Le prime tre censure, tutte circoscritte al tema della legittimazione attiva, non si confrontano, nè affrontano la seconda ed autonoma ratio decidendi, relativa alla mancata produzione del decreto del G.D. impugnato, in conseguenza della quale “non è possibile al Tribunale prendere conoscenza dell’esistenza e delle ragioni del provvedimento del G.D. oggetto di gravame” (fol. 2 del decr. imp.), e vanno dichiarate inammissibili perchè “Ove la sentenza sia sorretta da una pluralità di ragioni, distinte ed autonome, ciascuna delle quali giuridicamente e logicamente sufficiente a giustificare la decisione adottata, l’omessa impugnazione di una di esse rende inammissibile, per difetto di interesse, la censura relativa alle altre, la quale, essendo divenuta definitiva l’autonoma motivazione non impugnata, non potrebbe produrre in nessun caso l’annullamento della sentenza.” (Cass. n. 18641 del 27/07/2017; Cass. n. 11493 del 11/05/2018).
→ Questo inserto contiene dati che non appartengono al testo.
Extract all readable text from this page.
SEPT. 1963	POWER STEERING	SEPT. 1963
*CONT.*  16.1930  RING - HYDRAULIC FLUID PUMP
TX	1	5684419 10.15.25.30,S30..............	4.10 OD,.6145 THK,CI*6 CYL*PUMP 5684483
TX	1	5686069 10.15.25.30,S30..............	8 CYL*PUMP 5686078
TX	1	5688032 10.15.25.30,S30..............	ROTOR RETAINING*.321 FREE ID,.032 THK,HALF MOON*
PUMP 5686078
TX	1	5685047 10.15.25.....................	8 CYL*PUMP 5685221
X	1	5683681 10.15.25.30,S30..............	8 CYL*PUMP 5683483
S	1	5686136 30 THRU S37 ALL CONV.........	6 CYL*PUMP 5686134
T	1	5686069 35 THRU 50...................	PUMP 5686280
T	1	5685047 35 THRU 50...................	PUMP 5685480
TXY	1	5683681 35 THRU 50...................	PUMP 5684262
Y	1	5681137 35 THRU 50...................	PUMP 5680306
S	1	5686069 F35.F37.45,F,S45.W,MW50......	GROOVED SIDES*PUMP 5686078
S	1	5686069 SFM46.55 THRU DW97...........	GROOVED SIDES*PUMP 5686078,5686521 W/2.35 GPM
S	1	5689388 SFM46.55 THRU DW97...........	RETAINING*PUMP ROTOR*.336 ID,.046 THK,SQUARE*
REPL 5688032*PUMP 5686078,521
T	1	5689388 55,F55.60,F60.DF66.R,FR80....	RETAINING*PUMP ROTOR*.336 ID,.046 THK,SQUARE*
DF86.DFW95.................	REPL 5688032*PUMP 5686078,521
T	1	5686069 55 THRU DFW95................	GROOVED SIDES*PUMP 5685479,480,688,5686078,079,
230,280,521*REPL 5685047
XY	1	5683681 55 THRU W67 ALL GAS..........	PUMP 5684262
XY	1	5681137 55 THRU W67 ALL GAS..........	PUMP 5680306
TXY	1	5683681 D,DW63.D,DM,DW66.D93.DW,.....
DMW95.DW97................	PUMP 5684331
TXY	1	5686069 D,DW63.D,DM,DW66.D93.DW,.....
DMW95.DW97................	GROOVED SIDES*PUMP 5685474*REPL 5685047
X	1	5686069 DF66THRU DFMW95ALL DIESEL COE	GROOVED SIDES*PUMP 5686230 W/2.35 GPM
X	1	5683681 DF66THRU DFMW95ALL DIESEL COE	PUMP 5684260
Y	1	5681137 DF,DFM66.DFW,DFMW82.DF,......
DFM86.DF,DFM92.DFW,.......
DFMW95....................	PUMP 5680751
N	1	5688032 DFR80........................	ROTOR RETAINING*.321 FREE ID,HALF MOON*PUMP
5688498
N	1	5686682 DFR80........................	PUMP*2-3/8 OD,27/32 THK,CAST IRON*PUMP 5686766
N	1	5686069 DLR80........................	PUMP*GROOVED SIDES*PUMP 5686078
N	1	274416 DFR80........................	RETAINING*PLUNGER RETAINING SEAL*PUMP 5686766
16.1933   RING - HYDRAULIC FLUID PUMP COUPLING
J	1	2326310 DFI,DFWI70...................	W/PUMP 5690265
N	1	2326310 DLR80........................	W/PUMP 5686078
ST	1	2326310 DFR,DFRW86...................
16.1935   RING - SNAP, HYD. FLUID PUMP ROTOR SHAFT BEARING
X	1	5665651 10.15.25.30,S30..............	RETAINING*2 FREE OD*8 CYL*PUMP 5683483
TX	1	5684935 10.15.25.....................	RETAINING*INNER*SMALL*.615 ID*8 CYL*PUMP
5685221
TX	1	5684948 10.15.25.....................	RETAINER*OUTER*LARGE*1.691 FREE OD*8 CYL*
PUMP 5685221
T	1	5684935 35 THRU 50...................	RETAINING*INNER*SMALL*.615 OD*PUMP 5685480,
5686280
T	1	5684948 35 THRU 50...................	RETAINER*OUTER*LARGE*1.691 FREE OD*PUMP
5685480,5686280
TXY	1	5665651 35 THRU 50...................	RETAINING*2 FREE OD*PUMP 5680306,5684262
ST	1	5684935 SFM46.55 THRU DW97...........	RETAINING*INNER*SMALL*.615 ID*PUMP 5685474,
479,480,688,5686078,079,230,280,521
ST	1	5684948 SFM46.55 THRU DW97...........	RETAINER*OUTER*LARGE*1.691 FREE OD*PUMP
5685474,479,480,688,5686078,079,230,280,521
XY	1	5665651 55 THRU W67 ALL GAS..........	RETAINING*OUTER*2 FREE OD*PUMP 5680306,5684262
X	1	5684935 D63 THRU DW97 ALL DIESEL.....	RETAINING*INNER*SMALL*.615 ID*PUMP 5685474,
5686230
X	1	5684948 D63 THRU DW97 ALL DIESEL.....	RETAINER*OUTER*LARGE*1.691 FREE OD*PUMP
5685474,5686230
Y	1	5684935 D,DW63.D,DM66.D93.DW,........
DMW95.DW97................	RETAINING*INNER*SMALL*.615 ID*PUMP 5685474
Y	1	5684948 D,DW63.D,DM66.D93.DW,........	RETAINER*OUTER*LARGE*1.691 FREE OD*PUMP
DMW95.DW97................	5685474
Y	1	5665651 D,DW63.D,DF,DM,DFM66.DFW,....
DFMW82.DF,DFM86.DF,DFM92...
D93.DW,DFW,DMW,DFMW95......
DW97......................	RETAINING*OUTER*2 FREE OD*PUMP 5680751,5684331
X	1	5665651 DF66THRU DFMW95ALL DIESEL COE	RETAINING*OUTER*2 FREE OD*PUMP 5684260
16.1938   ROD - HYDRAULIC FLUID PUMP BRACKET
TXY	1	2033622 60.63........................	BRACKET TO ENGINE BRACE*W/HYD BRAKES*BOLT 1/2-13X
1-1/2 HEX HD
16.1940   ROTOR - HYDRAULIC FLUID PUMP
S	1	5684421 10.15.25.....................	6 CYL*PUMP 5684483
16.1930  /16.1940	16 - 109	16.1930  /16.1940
Anche la quarta censura è inammissibile poichè presuppone, da parte del Tribunale, la conoscenza del valore della controversia che, invece, è implicitamente esclusa dall’accertamento della mancata produzione del decreto del G.D. oggetto dell’opposizione.
5. In conclusione il ricorso va dichiarato inammissibile.
Non si provvede sulle spese del giudizio in ragione dell’assenza di attività difensiva delle parti rimaste intimate.
Va dato atto della sussistenza dei presupposti processuali per il versamento, da parte del ricorrente, ai sensi del D.P.R. 30 maggio 2002, n. 115, art. 13, comma 1 quater, nel testo introdotto dalla L. 24 dicembre 2012, n. 228, art. 1, comma 17, di un ulteriore importo a titolo di contributo unificato, in misura pari a quello, ove dovuto, per il ricorso, a norma dello stesso art. 13, comma 1 bis (Cass. S.U. n. 23535 del 20/9/2019).
PQM
– Dichiara inammissibile il ricorso;
– Dà atto della sussistenza dei presupposti processuali per il versamento, da parte del ricorrente, ai sensi del D.P.R. 30 maggio 2002, n. 115, art. 13, comma 1 quater, nel testo introdotto dalla L. 24 dicembre 2012, n. 228, art. 1, comma 17, di un ulteriore importo a titolo di contributo unificato, in misura pari a quello, ove dovuto, per il ricorso, a norma dello stesso art. 13, comma 1 bis.
Così deciso in Roma, il 14 novembre 2019.